だが、17年前半にかけてモリカケ問題が降りかかり支持率が急落する。それが底を打って反転し始めた17年9月、自民党も想定外だった抜き打ち解散を断行し、与党で3分の2超を維持する。以上、くどくどと解散史を書き連ねたのは、日本の政治は結果としてほぼ毎年のように国政選挙が行われていることを言いたかったためである。衆院の任期は4年、参院は3年ごとに半数改選、そのはざまに任期3年の自民党総裁選も巡ってくる。その順列組み合わせの妙のほかに、首相が持つ伝家の宝刀はいつ抜かれるか、分からないのである。コロナ対策に追われ、解散カードを切るタイミングを掴み損ねた菅政権の任期満了(実際は満了後に岸田政権下で行われた)衆院選の方がレア・レア・ケースなのだ。

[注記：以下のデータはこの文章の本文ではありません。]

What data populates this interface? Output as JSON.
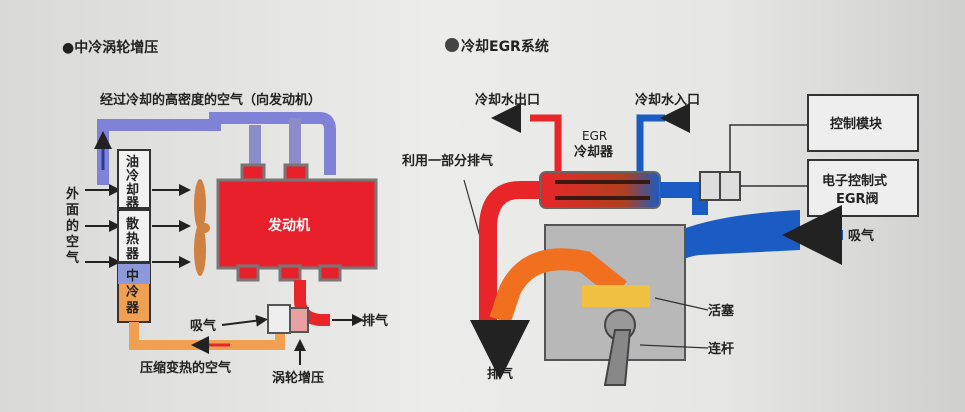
{
  "left": {
    "title": "●中冷涡轮增压",
    "cooled_air": "经过冷却的高密度的空气（向发动机）",
    "outside_air": [
      "外",
      "面",
      "的",
      "空",
      "气"
    ],
    "oil_cooler": [
      "油",
      "冷",
      "却",
      "器"
    ],
    "radiator": [
      "散",
      "热",
      "器"
    ],
    "intercooler": [
      "中",
      "冷",
      "器"
    ],
    "engine": "发动机",
    "intake": "吸气",
    "exhaust": "排气",
    "compressed_air": "压缩变热的空气",
    "turbo": "涡轮增压"
  },
  "right": {
    "title": "冷却EGR系统",
    "coolant_out": "冷却水出口",
    "coolant_in": "冷却水入口",
    "egr_cooler_1": "EGR",
    "egr_cooler_2": "冷却器",
    "use_exhaust": "利用一部分排气",
    "control_module": "控制模块",
    "egr_valve_1": "电子控制式",
    "egr_valve_2": "EGR阀",
    "intake": "吸气",
    "piston": "活塞",
    "rod": "连杆",
    "exhaust": "排气"
  },
  "colors": {
    "hot": "#e8262a",
    "cold": "#1a5bc4",
    "engine": "#e8202c",
    "pipe": "#7f82d6",
    "orange": "#f0a050"
  }
}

重ね重ねダメ押しすると、岸田氏に「黄金の3年」は訪れない。最近、現政権中枢にいる人、過去政権中枢にいた人と立て続けに会った。オフレコで聞いているので誰とは申し上げられない。2人とも「黄金の3年などありえない」と、概要次のようなことを言っていたように記憶している。「日本経済再生の見通し、ウクライナ戦争の行く末、台湾有事の懸念など変数が多くあり来年以降を展望するのは容易でないが、早めに23年度予算を成立させて広島サミットを成功裡に終えて、来年のお盆休み前か直後の衆院解散・総選挙に踏み切る行程表がこの年末にも出来上がりそうだ」(現中枢)。「私が今、密かに関心を持っているのは次の総選挙のタイミングだ。世情では“黄金の3年”などと喧伝されるが、安倍さんだって13年7月の参院選で勝利してから当分選挙はないと言われていた中で1年半後に衆院解散・総選挙に打って出て勝利し、その後の長期政権の基礎を築いた。岸田さんも考えないはずがない。

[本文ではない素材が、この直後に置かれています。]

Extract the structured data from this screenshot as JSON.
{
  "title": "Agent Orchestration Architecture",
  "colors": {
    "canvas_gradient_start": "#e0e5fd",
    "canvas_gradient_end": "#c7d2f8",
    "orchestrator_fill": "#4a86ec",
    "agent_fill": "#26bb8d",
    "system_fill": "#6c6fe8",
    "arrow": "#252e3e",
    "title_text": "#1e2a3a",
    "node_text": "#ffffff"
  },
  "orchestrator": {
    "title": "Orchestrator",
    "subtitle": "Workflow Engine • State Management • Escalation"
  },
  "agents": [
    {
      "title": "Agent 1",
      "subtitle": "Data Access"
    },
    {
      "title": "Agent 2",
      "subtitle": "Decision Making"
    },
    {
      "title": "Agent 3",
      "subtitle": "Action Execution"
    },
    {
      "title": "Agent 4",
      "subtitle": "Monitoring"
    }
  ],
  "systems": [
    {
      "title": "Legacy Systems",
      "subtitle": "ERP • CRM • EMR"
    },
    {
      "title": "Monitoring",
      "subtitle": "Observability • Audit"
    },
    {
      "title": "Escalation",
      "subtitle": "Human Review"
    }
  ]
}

最近、親しい政治家と話した際にも来年中のいつかで衆院選があるとの見方で一致した」(元中枢)。少なくとも3回生以上の衆院議員なら誰しも「常在戦場」が身に染みている。そういう展望、政局観、先の見通し力のない議員が仮にいたならバッチを外して別の職業に就くことをお勧めする。問題は、いつ衆院解散に打って出るか、である。23年5月19~21日、岸田氏にとって一世一代のG7広島サミットがある。地元での開催だ。24年には党総裁選が待つ。今は党執行部の茂木敏充幹事長、高市早苗政調会長、河野太郎広報本部長らポスト岸田候補らが総裁選で岸田氏に挑戦するなら1年前の23年秋の内閣改造、党人事で無役に転じ政権構想の準備を始めるのが「常道」だ。岸田氏は一連の政治日程を俯瞰しつつ、総裁選情勢と内閣支持率を両にらみし、いつ解散カードを切るか、すでに熟考しているに違いない。解散を持ちこして、衆院の任期満了を迎える25年に入ると、夏の衆参同日選挙しか有力な選択肢がなくなる。仮に支持率が低迷していると逃げ道もないまま追い込まれ選挙となる。従って、参院選後の3年間を「寝太郎」で過ごすわけに行かないのである。岸田氏が解散権をいつでも行使できるようにしておく条件は二つだ。一つは40%台後半超の内閣支持率を維持しておくことだ。
前述の「青木方程式」が当てはまるようだと「グッバイ・キシダ」になる。二つ目は、小選挙区の1票の格差を2倍未満に抑える「10増10減」の区割り改定法案を成立させていなければならない。違憲状態を承知で選挙を敢行するのは立法の怠慢であり、司法への冒涜だ。選挙戦たけなわの参院選にひと言も言及していなかった。庶民感覚で言わせてもらうと、物価高と何で給料が上がらないのか、腹立たしい。このあたりの対策をうまく取り込んだ政党が伸びてくれたら、岸田政権のお尻にも火が付くだろう。短かった梅雨の期間が過ぎ、記録的猛暑での戦いである。
さて、どんな風が吹くのか、あるいは事前予想のように無風なのか、7月10日結果を見てのお楽しみとしたい。